# Geoff Streames



## Moulder (Aug 19, 2006)

Would anyone know the whereabouts of Geoff Streames. Ex R.N. then trained at British School of Telegraphy (renamed London Electronics College) in Penywern Road - Earls Court in 1970-71. Think he went to sea with Zim Line?

He used to live in Barking.

Grateful for any info.

73s for 07.

Steve.


----------



## tam fairweather (Sep 22, 2009)

*Geoffrey Streames*

There is a Geoffery Streames working as a radio op on the Stena Tay drilling rig in Nigeria,i see from ther crewlist that he has just left four his four weeks leave,he lives iun the Philipines.
If its the same one ,he was ex RN and will be in his 60s.
I will send him your details when he gets back.
Cheers Tam Fairweather


----------



## Moulder (Aug 19, 2006)

Hi Tam,

Many thanks for the post and info - this could be him. Would appreciate it very much if you could manage to get us in contact - look forward to a future post from you or a PM.

Thanks again,

Steve.
(Thumb)


----------



## Moulder (Aug 19, 2006)

The lead given by Tam was a good one - am now in contact with Geoff after 42 odd years.

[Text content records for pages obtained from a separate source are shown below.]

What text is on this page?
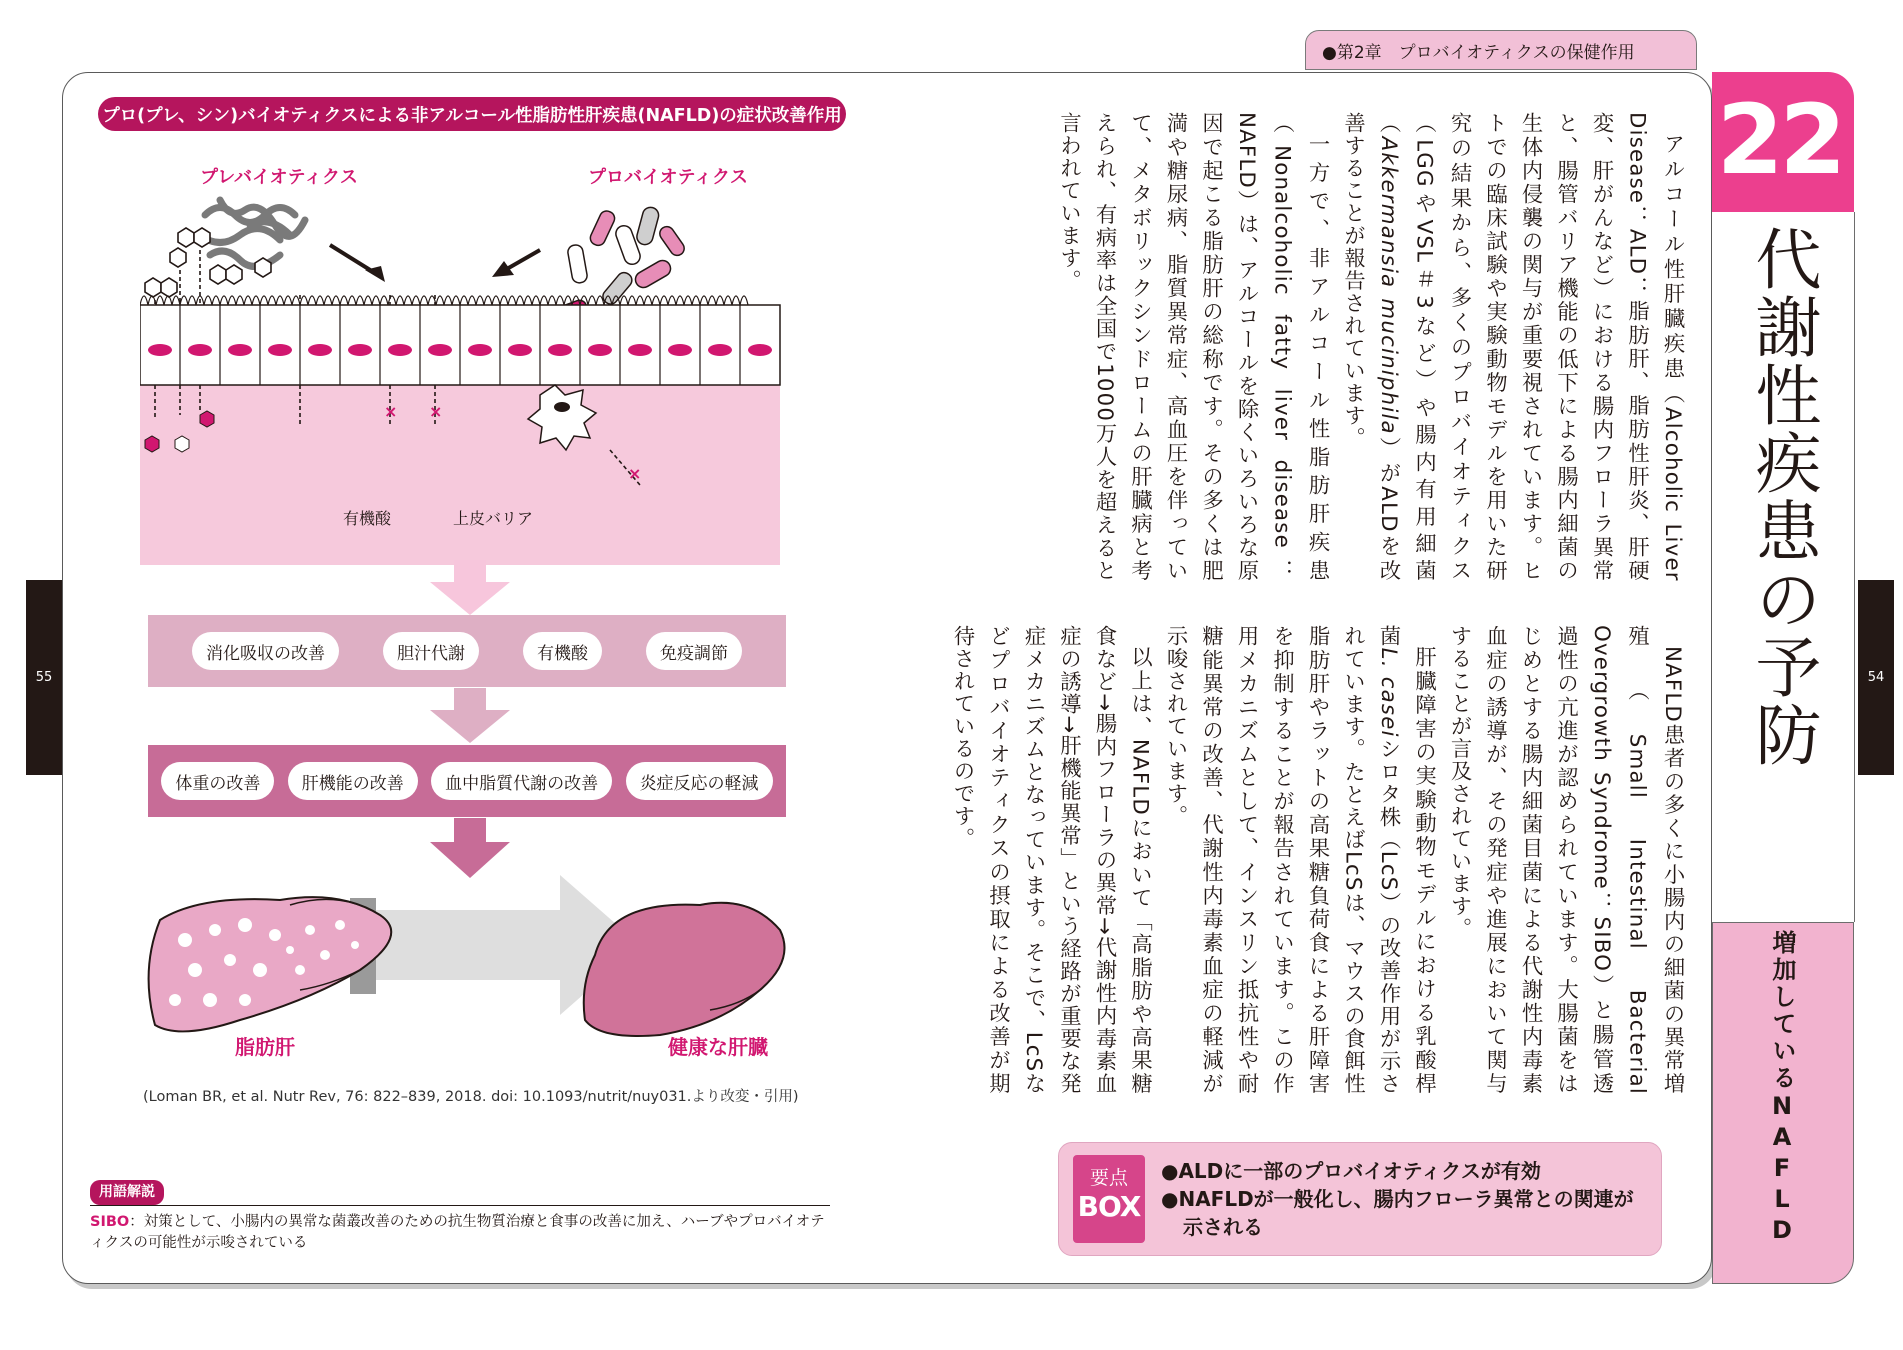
55	54
●第2章　プロバイオティクスの保健作用
22
代謝性疾患の予防
増加しているNAFLD

アルコール性肝臓疾患（Alcoholic Liver Disease：ALD：脂肪肝、脂肪性肝炎、肝硬変、肝がんなど）における腸内フローラ異常と、腸管バリア機能の低下による腸内細菌の生体内侵襲の関与が重要視されています。ヒトでの臨床試験や実験動物モデルを用いた研究の結果から、多くのプロバイオティクス（LGGやVSL＃3など）や腸内有用細菌（Akkermansia muciniphila）がALDを改善することが報告されています。

一方で、非アルコール性脂肪肝疾患（Nonalcoholic fatty liver disease：NAFLD）は、アルコールを除くいろいろな原因で起こる脂肪肝の総称です。その多くは肥満や糖尿病、脂質異常症、高血圧を伴っていて、メタボリックシンドロームの肝臓病と考えられ、有病率は全国で1000万人を超えると言われています。

NAFLD患者の多くに小腸内の細菌の異常増殖（Small Intestinal Bacterial Overgrowth Syndrome：SIBO）と腸管透過性の亢進が認められています。大腸菌をはじめとする腸内細菌目菌による代謝性内毒素血症の誘導が、その発症や進展において関与することが言及されています。

肝臓障害の実験動物モデルにおける乳酸桿菌L. caseiシロタ株（LcS）の改善作用が示されています。たとえばLcSは、マウスの食餌性脂肪肝やラットの高果糖負荷食による肝障害を抑制することが報告されています。この作用メカニズムとして、インスリン抵抗性や耐糖能異常の改善、代謝性内毒素血症の軽減が示唆されています。

以上は、NAFLDにおいて「高脂肪や高果糖食など→腸内フローラの異常→代謝性内毒素血症の誘導→肝機能異常」という経路が重要な発症メカニズムとなっています。そこで、LcSなどプロバイオティクスの摂取による改善が期待されているのです。

要点
BOX
●ALDに一部のプロバイオティクスが有効
●NAFLDが一般化し、腸内フローラ異常との関連が示される
プロ(プレ、シン)バイオティクスによる非アルコール性脂肪性肝疾患(NAFLD)の症状改善作用
プレバイオティクス	プロバイオティクス
× ×
×
有機酸	上皮バリア
消化吸収の改善	胆汁代謝	有機酸	免疫調節
体重の改善	肝機能の改善	血中脂質代謝の改善	炎症反応の軽減
脂肪肝	健康な肝臓
(Loman BR, et al. Nutr Rev, 76: 822–839, 2018. doi: 10.1093/nutrit/nuy031.より改変・引用)
用語解説
SIBO：対策として、小腸内の異常な菌叢改善のための抗生物質治療と食事の改善に加え、ハーブやプロバイオティクスの可能性が示唆されている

This site never ceases to amaze me - brilliant.

(Thumb)


----------



## Steven Lamb (Apr 18, 2009)

Hello Matey
I've worked with him out in the North Sea albeit some time ago. (1999)
Think he resides in Aberdeen. His brother Gordon is literally 5nm away on a rig nearby.
Cheers
rgds
Steve


----------



## Moulder (Aug 19, 2006)

Hi Steve,
Don't think he resides in Aberdeen now. Have now managed to get in contact with the chap I was looking for.

Cheers,

Steve.
(Thumb)


----------